Hai, hai! Bagaimana kabar kalian? Jangan lupa ya berikan vote, koment dan likenya. Senang rasanya MOY sampai episode ini. Semua karena dukungan dari kalian. Semoga kalian bantu aku memberikan vote ya. Terima kasih.


*****


  Bagas membuka mata. Dia memandang Dea dengan tajam. Dea tersungkur jatuh karena kaget melihat Bagas bangun tiba – tiba.


 


 


  “Sedang apa kamu di sini?”


 


 


  Dea bangkit dari jatuhnya. Kemudian dia memeluk Bagas dengan perasaan gembira. Bagas yang baru bangun mencoba melepaskan pelukan Dea.

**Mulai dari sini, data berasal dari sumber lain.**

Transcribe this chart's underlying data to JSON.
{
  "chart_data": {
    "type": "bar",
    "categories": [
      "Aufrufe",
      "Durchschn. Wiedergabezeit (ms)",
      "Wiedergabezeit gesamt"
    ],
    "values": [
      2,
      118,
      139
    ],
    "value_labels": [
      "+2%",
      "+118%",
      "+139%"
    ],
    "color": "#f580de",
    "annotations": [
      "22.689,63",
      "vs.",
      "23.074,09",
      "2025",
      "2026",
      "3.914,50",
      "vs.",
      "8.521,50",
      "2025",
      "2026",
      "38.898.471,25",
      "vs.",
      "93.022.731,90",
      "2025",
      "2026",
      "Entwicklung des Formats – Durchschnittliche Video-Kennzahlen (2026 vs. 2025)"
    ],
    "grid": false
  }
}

  “Selamat pagi, sayang,” sapa Dea riang gembira.


 


 


  “Kamu belum jawab pertanyaanku,” ucap Bagas yang tidak suka dengan kehadiran Dea di kamarnya.


 


 


  “Bukankah hari ini kita janji untuk pergi?” Dea mencoba mengingatkan Bagas.


 


 


  Bagas mengerutkan dahinya, dia mencoba untuk mengingat janjinya tersebut. Ah, iya tadi malam Dea memberikan pesan singkat padanya.


 


 


  “Baiklah, aku akan mandi dulu. Kamu tunggulah di luar,”perintah Bagas. Dea tidak mempedulikan omongan Bagas. Dia tetap di kamar Bagas.


 


 


  Bagas membuka bajunya. Dia belum sadar kalau Dea masih di kamar. Dea memandangi tubuh Bagas yang kekar. Badan Bagas begitu indah dipandang. Dea menghampiri tubuh tersebut lalu memeluknya dari belakang.


 


 


  “Apa yang kamu lakukan? Bukankah aku menyuruhmu menunggu di luar?” tanya Bagas heran Dea masih di kamarnya.


 


 


  “Aku sangat mencintai kamu, Bagas. Terima kasih telah menerimaku menjadi istri kamu,” ucap Dea. Dea memutar tubuh Bagas agar menghadap ke arahnya.


 


 


  “Dea….”


 


 


   Dea dengan agresif mencium bibir Bagas. Sudah lama rasanya dia ingin mencium Bagas. Bagas tidak merespon ciuman dari Dea. Perasaannya hambar sekarang. Dipikiran dan hatinya Bagas hanya untuk Evo seorang.


 


 


  Bagas dengan sopan menghentikan ciuman mereka. Dia mencoba sekuat tenaga untuk tersenyum agar tidak melukai hati Dea.


 


 


  “Nanti saat nikah, kamu boleh melakukan apapun terhadapku, tapi sekarang izinkan aku mandi. Kalau tidak kita tidak akan pergi,” ancam Bagas.


 


 


  Dea tersipu malu mendengar kata nikah yang dilontarkan dari mulut Bagas. Akhirnya Bagas bisa melupakan Evo dan menerima dia kembali menjadi pasangannya. Deapun segera keluar dari kamar Bagas sesuai perintah Bagas. Hati Dea berbunga – bunga. Dia sangat bahagia.


 


 


  Bagas memegang kepalanya. Dia tidak menyangka kalau dia bisa hebat bersandiwara seperti itu.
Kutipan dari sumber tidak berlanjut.